You have just become an ashoka fellow and the topic of system change plays a central role there. Is your goal to inspire companies to eventually map your service themselves?

Exactly. We want to give companies the impetus to hire refugees themselves. With our activities, we are proving, so to speak, that the effort is less than expected and companies gain great employees. We want to change mindsets, but we are also not the only solution to this social problem. The primary goal of our PR campaign was therefore to create awareness of the great potential of refugees. Social bee sets an example on a small scale and creates more touch points with the community. This automatically increases the acceptance of refugees – a snowball effect.

"Many changemakers think they have to revolutionize the entire system right away. We rather use it and change small elements in it. Social bee sets an example on a small scale and creates more points of contact with society. This automatically increases the acceptance of refugees – a snowball effect."

And how do you see the controversies surrounding the topic of temporary employment??

We would like to bring about a change in thinking there as well. By offering a comprehensive integration and qualification concept for our employees, we set new standards in temporary employment. On this point, social bee is the most advanced in the industry. We already have corporate clients who see temporary staffing in a whole new light and have been very reluctant to work with it because its reputation is so bad. In this way, our model also radiates beyond the refugees and creates impact for all employees.

What do your next entrepreneurial steps look like and what support would you like to see for them?

We will be implementing our model in stuttgart from april 2018. This is a very exciting scaling step for me because it's the first big space outside of munich that we're tackling. My big goal is that we can be active nationwide. In addition, we are also sitting down with other temporary staffing firms and thinking about what the right lean scaling model might look like for the future. To do this, we also need bold companies that want to use our model to hire employees. Government support would also be very nice for further support and qualification projects. So far, we are still funding ourselves exclusively through our corporate customers.

Actually, the state would gain a lot by supporting your solution?

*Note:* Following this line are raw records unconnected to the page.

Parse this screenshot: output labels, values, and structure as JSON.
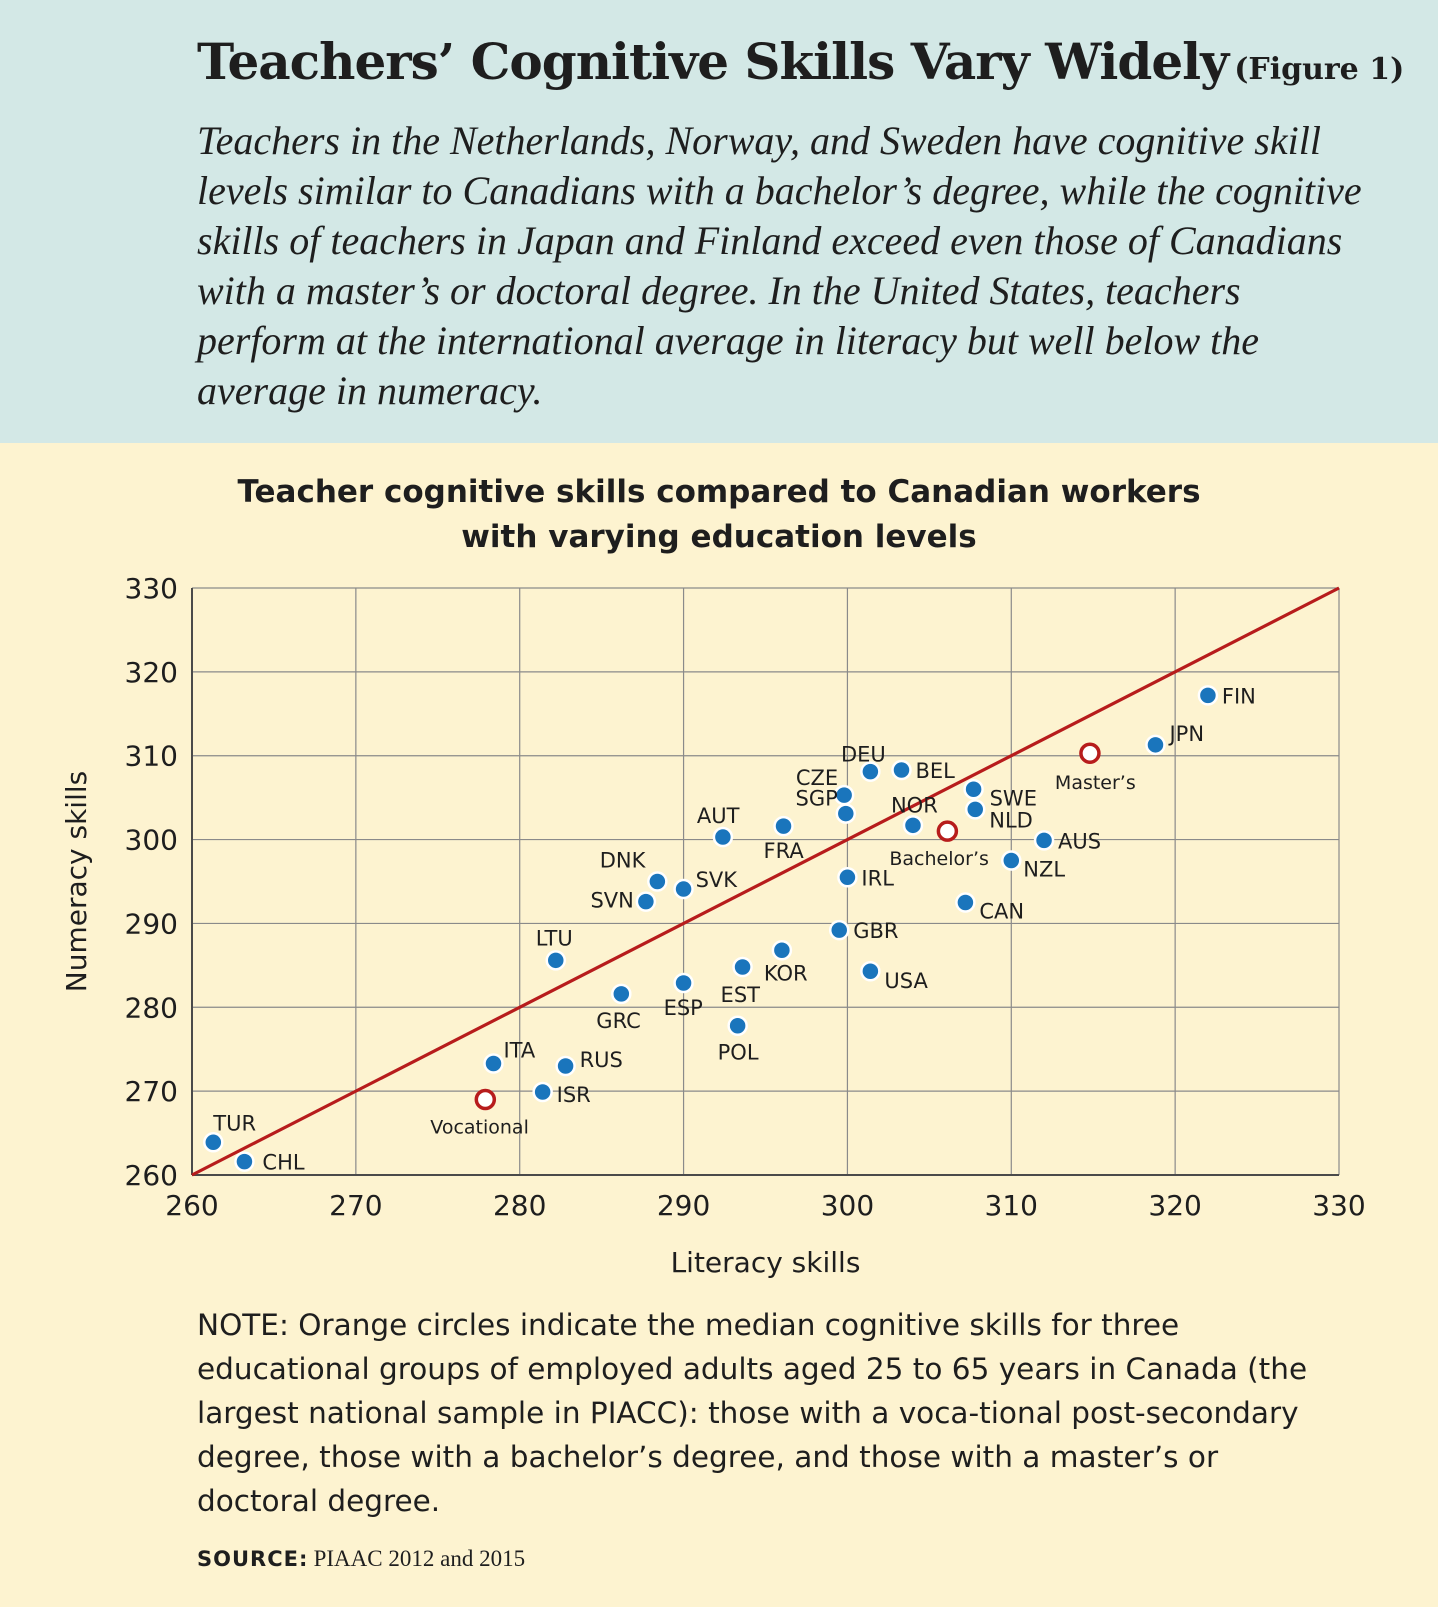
{
  "header": {
    "title": "Teachers’ Cognitive Skills Vary Widely",
    "figure_label": "(Figure 1)",
    "subtitle": "Teachers in the Netherlands, Norway, and Sweden have cognitive skill levels similar to Canadians with a bachelor’s degree, while the cognitive skills of teachers in Japan and Finland exceed even those of Canadians with a master’s or doctoral degree. In the United States, teachers perform at the international average in literacy but well below the average in numeracy."
  },
  "note": "NOTE: Orange circles indicate the median cognitive skills for three educational groups of employed adults aged 25 to 65 years in Canada (the largest national sample in PIACC): those with a voca-tional post-secondary degree, those with a bachelor’s degree, and those with a master’s or doctoral degree.",
  "source": {
    "label": "SOURCE:",
    "text": "PIAAC 2012 and 2015"
  },
  "colors": {
    "header_bg": "#d3e8e6",
    "chart_bg": "#fdf3d0",
    "point": "#1a75bc",
    "reference": "#b71c1c",
    "grid": "#8a8a8a"
  },
  "chart_data": {
    "type": "scatter",
    "title": "Teacher cognitive skills compared to Canadian workers with varying education levels",
    "title_lines": [
      "Teacher cognitive skills compared to Canadian workers",
      "with varying education levels"
    ],
    "xlabel": "Literacy skills",
    "ylabel": "Numeracy skills",
    "xlim": [
      260,
      330
    ],
    "ylim": [
      260,
      330
    ],
    "xticks": [
      260,
      270,
      280,
      290,
      300,
      310,
      320,
      330
    ],
    "yticks": [
      260,
      270,
      280,
      290,
      300,
      310,
      320,
      330
    ],
    "grid": true,
    "diagonal_line": {
      "from": [
        260,
        260
      ],
      "to": [
        330,
        330
      ]
    },
    "points": [
      {
        "label": "FIN",
        "x": 322.0,
        "y": 317.2
      },
      {
        "label": "JPN",
        "x": 318.8,
        "y": 311.3
      },
      {
        "label": "DEU",
        "x": 301.4,
        "y": 308.1
      },
      {
        "label": "BEL",
        "x": 303.3,
        "y": 308.3
      },
      {
        "label": "CZE",
        "x": 299.8,
        "y": 305.3
      },
      {
        "label": "SGP",
        "x": 299.9,
        "y": 303.1
      },
      {
        "label": "SWE",
        "x": 307.7,
        "y": 306.0
      },
      {
        "label": "NLD",
        "x": 307.8,
        "y": 303.6
      },
      {
        "label": "NOR",
        "x": 304.0,
        "y": 301.7
      },
      {
        "label": "AUT",
        "x": 292.4,
        "y": 300.3
      },
      {
        "label": "FRA",
        "x": 296.1,
        "y": 301.6
      },
      {
        "label": "AUS",
        "x": 312.0,
        "y": 299.9
      },
      {
        "label": "NZL",
        "x": 310.0,
        "y": 297.5
      },
      {
        "label": "IRL",
        "x": 300.0,
        "y": 295.5
      },
      {
        "label": "DNK",
        "x": 288.4,
        "y": 295.0
      },
      {
        "label": "SVK",
        "x": 290.0,
        "y": 294.1
      },
      {
        "label": "SVN",
        "x": 287.7,
        "y": 292.6
      },
      {
        "label": "CAN",
        "x": 307.2,
        "y": 292.5
      },
      {
        "label": "GBR",
        "x": 299.5,
        "y": 289.2
      },
      {
        "label": "LTU",
        "x": 282.2,
        "y": 285.6
      },
      {
        "label": "KOR",
        "x": 296.0,
        "y": 286.8
      },
      {
        "label": "EST",
        "x": 293.6,
        "y": 284.8
      },
      {
        "label": "USA",
        "x": 301.4,
        "y": 284.3
      },
      {
        "label": "ESP",
        "x": 290.0,
        "y": 282.9
      },
      {
        "label": "GRC",
        "x": 286.2,
        "y": 281.6
      },
      {
        "label": "POL",
        "x": 293.3,
        "y": 277.8
      },
      {
        "label": "ITA",
        "x": 278.4,
        "y": 273.3
      },
      {
        "label": "RUS",
        "x": 282.8,
        "y": 273.0
      },
      {
        "label": "ISR",
        "x": 281.4,
        "y": 269.9
      },
      {
        "label": "TUR",
        "x": 261.3,
        "y": 263.9
      },
      {
        "label": "CHL",
        "x": 263.2,
        "y": 261.6
      }
    ],
    "reference_points": [
      {
        "label": "Master’s",
        "x": 314.8,
        "y": 310.3
      },
      {
        "label": "Bachelor’s",
        "x": 306.1,
        "y": 301.0
      },
      {
        "label": "Vocational",
        "x": 277.9,
        "y": 269.0
      }
    ]
  }
}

Yes, that's why I find a social impact bond as a financing model very exciting in the long term. Impact investors are leading the way and providing evidence that our solution has a strong impact and efficiency, whereupon the government could expand it further. That would be an ideal growth opportunity for us, which would also multiply the social impact.

What tips would you have for social entrepreneurs who would like to attract impact investors. What should be done and what should be avoided at all costs?

What has helped me and my co-founder max a lot is that we both bring a lot of business expertise to the table. We had prepared all documents very well and were also very sure about our numbers. Our investors have told us that we have been very professional. These are confidence-building measures that go down very well with such investors. As a social entrepreneur, you should therefore take this part a little more seriously and possibly get training or external help. In impact investing, both impact and cost-effectiveness have to match. Therefore, dealing with impact measurement and building up the impact staircase consistently also plays a major role. Field hockey stick planning should also be left alone. Being realistic with your plans is definitely a success factor.

What does your dream for social bee look like in 10 years??

That we don't just get refugees into work, but other people with social disadvantages as well. We want to be integration opportunity provider and stepping stone.

"We need bold companies that want to use our model to hire employees."